Atlanta, mayo de 2011
Soy un ex desaparecido, un sobreviviente, o si se quiere un desaparecido reaparecido . El 18 de noviembre de 1977 a las nueve de la mañana me secuestraron en plena calle en la ciudad de Buenos Aires. No lo sabía entonces, pero cuando un grupo de hombres armados y vestidos de civil me sacó del auto por la fuerza, me convertí en un desaparecido por los siguientes tres años y ocho meses de mi vida. Durante ese largo tiempo que hoy puedo medir cronológicamente pero que mientras duró consistió simplemente en tratar de sobrevivir cada día hasta el siguiente, pasé por los centros clandestinos de detención conocidos como el Club Atlético, el Banco, el Olimpo, el Pozo de Quilmes y la ESMA.
Desde mi retorno de las tinieblas creció en mí la necesidad de hacer públicas mis memorias y compartir las reflexiones que esa experiencia me suscitó, tanto durante mi permanencia en los campos como después de mi liberación. Éstas me ayudaron a sobrevivir entero, no sólo allí adentro sino también en el arduo período que siguió a mi liberación. Me ha llevado muchos años concretar este deseo. No soy un escritor y, por añadidura, me resulta muy difícil escribir sobre experiencias personales tan traumáticas, sobre todo en lo relacionado a las emociones y los afectos. Dentro de los campos no me podía permitir sentir o emocionarme, so pena de que se resquebrajara la armadura que me ayudaba a soportar ese infierno. Una vez en libertad, tuve que empezar a deshacerla lentamente –proceso que aun continúa– para poder recuperar la alegría de vivir.
Afortunadamente surgió la propuesta de mi querido amigo y escritor, Fernando Reati, de hacer de este libro un trabajo conjunto. Tras una larga serie de entrevistas grabadas, que él desgrabó y a las que –reflejando fielmente mis dichos– les dio forma literaria, el libro pudo concretarse. Pretendemos que este relato contribuya a la denuncia del terrorismo de Estado. No se me escapa que muchas de mis reflexiones pueden resultar polémicas. No me considero el dueño de la verdad y no le temo a la discusión, más bien le doy la bienvenida. De ella podemos aprender todos; la discusión ayuda a que se mantenga viva la memoria.
Éste es entonces el relato de mi paso por el infierno.
Los integrantes de la “patota” iban siempre provistos de un voluminoso arsenal, absolutamente desproporcionado respecto de la supuesta peligrosidad de sus víctimas. Con armas cortas y largas amedrentaban tanto a éstas como a sus familiares y vecinos [...] La cantidad de vehículos que intervenían variaba, ya que en algunos casos empleaban varios autos particulares (generalmente sin chapa patente)...

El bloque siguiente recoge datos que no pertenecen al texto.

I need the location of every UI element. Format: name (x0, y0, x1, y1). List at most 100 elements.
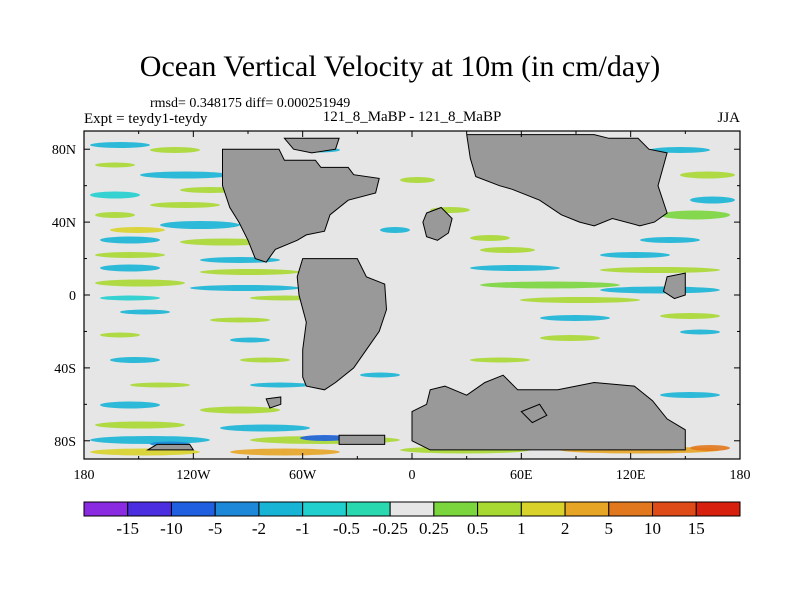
colorbar-label: 0.25 (419, 519, 449, 538)
map-area (84, 131, 740, 459)
anomaly-patch (680, 329, 720, 335)
stats-text: rmsd= 0.348175 diff= 0.000251949 (150, 96, 351, 111)
colorbar-label: -5 (208, 519, 222, 538)
colorbar-label: 5 (605, 519, 614, 538)
x-tick-label: 180 (74, 468, 95, 483)
anomaly-patch (190, 285, 300, 291)
anomaly-patch (95, 421, 185, 429)
anomaly-patch (100, 264, 160, 272)
land-mass (422, 206, 453, 241)
y-tick-label: 0 (69, 289, 76, 304)
colorbar: -15 -10 -5 -2 -1 -0.5 -0.25 0.25 0.5 1 2 5 10 15 (83, 501, 741, 538)
anomaly-patch (150, 147, 200, 153)
colorbar-swatch (433, 501, 479, 517)
land-mass (520, 403, 548, 424)
anomaly-patch (120, 309, 170, 315)
land-mass (466, 134, 668, 227)
anomaly-patch (230, 337, 270, 343)
land-mass (283, 137, 340, 154)
anomaly-patch (470, 265, 560, 271)
colorbar-label: -2 (252, 519, 266, 538)
anomaly-patch (95, 279, 185, 287)
x-tick-label: 60E (510, 468, 533, 483)
colorbar-label: 0.5 (467, 519, 488, 538)
colorbar-label: 1 (517, 519, 526, 538)
anomaly-patch (360, 372, 400, 378)
anomaly-patch (200, 269, 300, 275)
colorbar-swatch (345, 501, 391, 517)
x-tick-label: 60W (289, 468, 317, 483)
anomaly-patch (140, 171, 230, 179)
x-tick-label: 120W (176, 468, 211, 483)
anomaly-patch (110, 227, 165, 233)
anomaly-patch (110, 357, 160, 363)
land-mass (662, 272, 686, 300)
chart-title: Ocean Vertical Velocity at 10m (in cm/da… (139, 50, 661, 83)
anomaly-patch (150, 202, 220, 208)
anomaly-patch (660, 313, 720, 319)
colorbar-swatch (170, 501, 216, 517)
anomaly-patch (690, 445, 730, 451)
x-tick-label: 0 (409, 468, 416, 483)
case-label: 121_8_MaBP - 121_8_MaBP (322, 109, 502, 125)
experiment-label: Expt = teydy1-teydy (84, 111, 208, 127)
x-tick-label: 180 (730, 468, 751, 483)
anomaly-patch (470, 357, 530, 363)
colorbar-swatch (214, 501, 260, 517)
anomaly-patch (650, 147, 710, 153)
anomaly-patch (600, 286, 720, 294)
colorbar-label: 15 (688, 519, 705, 538)
anomaly-patch (210, 317, 270, 323)
anomaly-patch (90, 142, 150, 148)
anomaly-patch (520, 297, 640, 303)
anomaly-patch (240, 357, 290, 363)
land-mass (146, 443, 195, 451)
colorbar-swatch (258, 501, 304, 517)
land-mass (411, 374, 686, 451)
colorbar-swatch (302, 501, 347, 517)
colorbar-label: -1 (296, 519, 310, 538)
x-tick-label: 120E (616, 468, 646, 483)
anomaly-patch (640, 237, 700, 243)
anomaly-patch (100, 236, 160, 244)
anomaly-patch (690, 196, 735, 204)
land-mass (265, 396, 282, 409)
anomaly-patch (600, 252, 670, 258)
land-mass (222, 148, 380, 263)
land-masks (146, 134, 686, 451)
anomaly-patch (480, 247, 535, 253)
anomaly-patch (90, 191, 140, 199)
y-tick-label: 40S (54, 362, 76, 377)
anomaly-patch (380, 227, 410, 233)
anomaly-patch (130, 382, 190, 388)
colorbar-label: 10 (644, 519, 661, 538)
y-tick-label: 80S (54, 435, 76, 450)
anomaly-patch (400, 177, 435, 183)
colorbar-label: 2 (561, 519, 570, 538)
colorbar-label: -0.25 (372, 519, 407, 538)
x-axis: 180 120W 60W 0 60E 120E 180 (74, 131, 751, 483)
anomaly-patch (680, 171, 735, 179)
colorbar-swatch (389, 501, 435, 517)
colorbar-swatch (608, 501, 654, 517)
anomaly-patch (90, 436, 210, 444)
land-mass (296, 258, 388, 391)
colorbar-swatch (520, 501, 566, 517)
colorbar-swatch (127, 501, 172, 517)
anomaly-patch (95, 252, 165, 258)
colorbar-swatch (83, 501, 129, 517)
anomaly-patch (250, 382, 310, 388)
colorbar-swatch (695, 501, 741, 517)
anomaly-patch (300, 435, 350, 441)
season-label: JJA (717, 110, 740, 126)
colorbar-swatch (564, 501, 610, 517)
anomaly-patch (470, 235, 510, 241)
anomaly-patch (95, 212, 135, 218)
anomaly-patch (100, 295, 160, 301)
anomaly-patch (540, 315, 610, 321)
anomaly-patch (230, 448, 340, 456)
y-tick-label: 80N (52, 143, 76, 158)
anomaly-patch (95, 162, 135, 168)
colorbar-label: -10 (160, 519, 183, 538)
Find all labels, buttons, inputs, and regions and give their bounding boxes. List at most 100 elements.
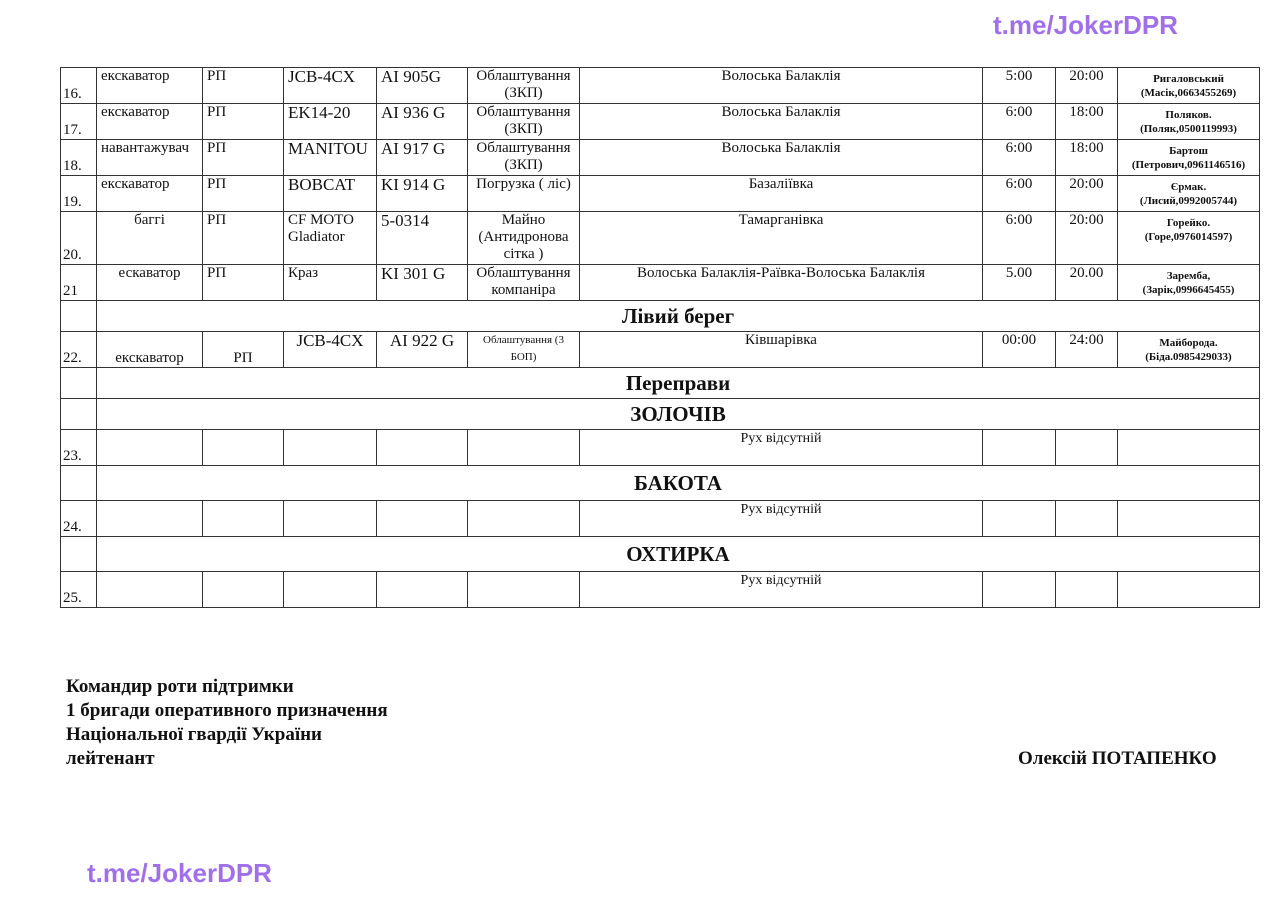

Comisión Nacional sobre la Desaparición de Personas, Nunca más (17)
Aquel 18 de noviembre de 1977 me acababa de levantar para ir al trabajo. Vivía en la calle Patagones entre Monasterio y Manuel García del barrio de Parque Patricios, y estaba empleado en la empresa de un amigo donde ayudaba a armar equipos de electrónica. Ya no era un jovencito, tenía treinta y ocho años, y debido a mis actividades políticas hacía un tiempo había dejado de trabajar en la CNEA, donde desarrollaba modelos matemáticos para el funcionamiento de reactores nucleares. Ese día, después de bañarme y tomar el desayuno, salí de casa y subí a mi Fiat 600. La calle donde vivía era mano hacia la derecha y, media cuadra hacia la izquierda, otra calle me llevaba directamente al centro de la ciudad. Para ahorrar tiempo hice como todos los días y recorrí a contramano esos cincuenta metros. Después doblé a la derecha para dirigirme al trabajo, pero tuve que detenerme frente a un semáforo en rojo. Fue en ese momento cuando me rodearon tres autos.